Today reported many times on this item thoughout the programme. What is amazing, to my mind, is how it reported in some cases that Johnson was saying the UK was going to take control of £350m, and in others that it was going to have an extra £350m to spend, as if the two were interchangeable:

control quote

 

  • Carroll, half an hour after reporting that Johnson was saying the UK would take back “control” of £350m, now describes that £350m as a “windfall”;
  • Smith describes the figure itself as “controversial,” even though he goes on to say that Johnson was talking about taking control over that figure, not claiming it as a saving;
  • Humphrys wrongly claims on two occasions, using identical words, that Johnson said the UK would have an “extra £350m to spend.”

 

What a mess. What has clearly happened here is that one of the editors has had a quick due diligence read of the article, spotted the problem, tapped them on the shoulder and said “guys, err … you do realise he was talking about control?” The journalists have then gone out and duly mentioned “control,” but continued as if control and saving were the same thing, giving a complete misrepresentation of Johnson’s point. The editor will be wondering why she bothered.

Humphrys, in particular, seems to have ignored both the article and his producer’s memo. I think Johnson would be entitled to seek rectification from the Today programme. Humphrys has plainly and simply misquoted and misrepresented him. What Humphrys said is factually incorrect. Johnson does not, anywhere in his article, say the UK would have an extra £350m to spend. Fake news. The BBC’s reality check unit took Johnson to task for his £350m claim. Maybe they should have a word with Jon Humphrys?

What does control mean to the BBC?

Of course, you could legitimately debate whether the rebate represents a lack of control; under what circumstances the rebate might be lost and what safeguards the UK has over it. That might have been an interesting and informative debate. By wrongly conflating control and saving, the BBC has avoided even having that debate. It has therefore failed in its role as a public service broadcaster. And it has particularly failed in this role on a crucial topic: what does it mean for a State to have control over its money today?

Remote control

The £350m figure is clearly a bugbear for Remain supporters, and regularly invoked by them to claim that “Leave lied” and thereby discredit the referendum result. Far from Johnson resurrecting any claim that there would be a £350m saving from Brexit, it is the BBC which has misleadingly attributed that claim to Johnson in order to discredit his positive presentation of Brexit.
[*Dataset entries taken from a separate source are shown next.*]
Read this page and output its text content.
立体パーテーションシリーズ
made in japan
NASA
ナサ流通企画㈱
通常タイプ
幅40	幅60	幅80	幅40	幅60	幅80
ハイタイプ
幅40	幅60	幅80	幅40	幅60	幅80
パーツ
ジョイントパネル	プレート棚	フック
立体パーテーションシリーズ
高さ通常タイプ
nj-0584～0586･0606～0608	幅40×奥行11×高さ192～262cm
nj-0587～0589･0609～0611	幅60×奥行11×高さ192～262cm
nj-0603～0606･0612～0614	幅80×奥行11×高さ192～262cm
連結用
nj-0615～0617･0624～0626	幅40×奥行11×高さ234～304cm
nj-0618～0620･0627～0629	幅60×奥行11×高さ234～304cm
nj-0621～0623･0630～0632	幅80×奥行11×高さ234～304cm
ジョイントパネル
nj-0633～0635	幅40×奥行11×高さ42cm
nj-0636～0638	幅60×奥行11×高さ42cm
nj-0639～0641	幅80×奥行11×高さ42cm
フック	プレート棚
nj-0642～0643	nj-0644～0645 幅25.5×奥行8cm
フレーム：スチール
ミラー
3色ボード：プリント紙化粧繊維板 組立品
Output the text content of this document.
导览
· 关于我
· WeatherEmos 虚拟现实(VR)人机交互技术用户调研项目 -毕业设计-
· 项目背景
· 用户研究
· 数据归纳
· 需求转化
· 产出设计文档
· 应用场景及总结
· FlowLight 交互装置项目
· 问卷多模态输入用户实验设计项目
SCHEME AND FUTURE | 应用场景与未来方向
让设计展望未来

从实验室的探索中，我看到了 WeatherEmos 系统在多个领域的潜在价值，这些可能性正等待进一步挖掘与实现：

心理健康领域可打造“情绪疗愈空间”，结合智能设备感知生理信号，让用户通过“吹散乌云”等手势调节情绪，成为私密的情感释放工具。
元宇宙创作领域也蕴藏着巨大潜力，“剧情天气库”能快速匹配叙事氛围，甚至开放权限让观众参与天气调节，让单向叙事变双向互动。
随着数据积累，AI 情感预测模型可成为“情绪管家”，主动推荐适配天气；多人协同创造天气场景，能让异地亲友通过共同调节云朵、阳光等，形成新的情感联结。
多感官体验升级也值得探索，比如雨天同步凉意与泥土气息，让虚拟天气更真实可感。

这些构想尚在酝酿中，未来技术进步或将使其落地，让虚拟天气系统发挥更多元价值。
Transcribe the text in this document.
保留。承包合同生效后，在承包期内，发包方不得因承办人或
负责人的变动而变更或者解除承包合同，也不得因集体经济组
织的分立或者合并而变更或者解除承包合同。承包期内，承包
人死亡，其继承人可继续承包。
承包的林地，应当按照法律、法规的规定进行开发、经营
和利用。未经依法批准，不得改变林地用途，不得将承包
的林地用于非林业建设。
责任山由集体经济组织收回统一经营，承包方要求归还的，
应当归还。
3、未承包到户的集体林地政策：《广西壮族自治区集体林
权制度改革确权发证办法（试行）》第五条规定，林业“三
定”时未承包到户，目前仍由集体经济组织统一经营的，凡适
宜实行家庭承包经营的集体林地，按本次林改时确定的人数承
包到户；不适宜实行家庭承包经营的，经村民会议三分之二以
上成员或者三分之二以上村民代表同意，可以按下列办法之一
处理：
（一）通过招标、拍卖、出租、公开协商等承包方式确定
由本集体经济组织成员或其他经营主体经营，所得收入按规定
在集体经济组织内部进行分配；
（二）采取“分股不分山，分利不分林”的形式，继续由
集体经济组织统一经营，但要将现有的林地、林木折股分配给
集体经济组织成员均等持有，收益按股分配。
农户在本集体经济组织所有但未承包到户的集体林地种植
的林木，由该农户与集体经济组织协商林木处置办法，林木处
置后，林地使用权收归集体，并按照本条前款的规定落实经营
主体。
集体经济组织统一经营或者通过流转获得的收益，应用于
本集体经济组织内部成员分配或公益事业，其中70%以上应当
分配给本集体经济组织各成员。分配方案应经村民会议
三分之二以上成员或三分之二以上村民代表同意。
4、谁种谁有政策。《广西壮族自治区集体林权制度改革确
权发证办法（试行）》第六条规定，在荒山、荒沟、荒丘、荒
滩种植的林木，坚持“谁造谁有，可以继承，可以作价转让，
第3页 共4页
This blatant misrepresentation by the BBC’s journalists, Shah, Lichfield and others has, at its root, a strange concept of what controlling your own money means. They all think it’s just fine to owe the money to the EU and depend on the EU rebate. These are all educated people, who think the Leave voters are somehow naive to think they are “taking back control.” Silly, benighted Leave voters. You already control that money, bless, is the underlying message Johnson’s critics are giving. But, as illustrated with the loan shark example, the Leave voters’ basic common sense understanding of control is correct. Not for the first time, the supposedly low information Brexit voters understand things better than the sophisticated intellectuals lecturing them. For all his bombast, Johnson understands that too, and he deserves credit for it.

 

Disclaimer: no loan sharks were harmed in the writing of this post. This post does not encourage anyone to shoot people to whom they owe money.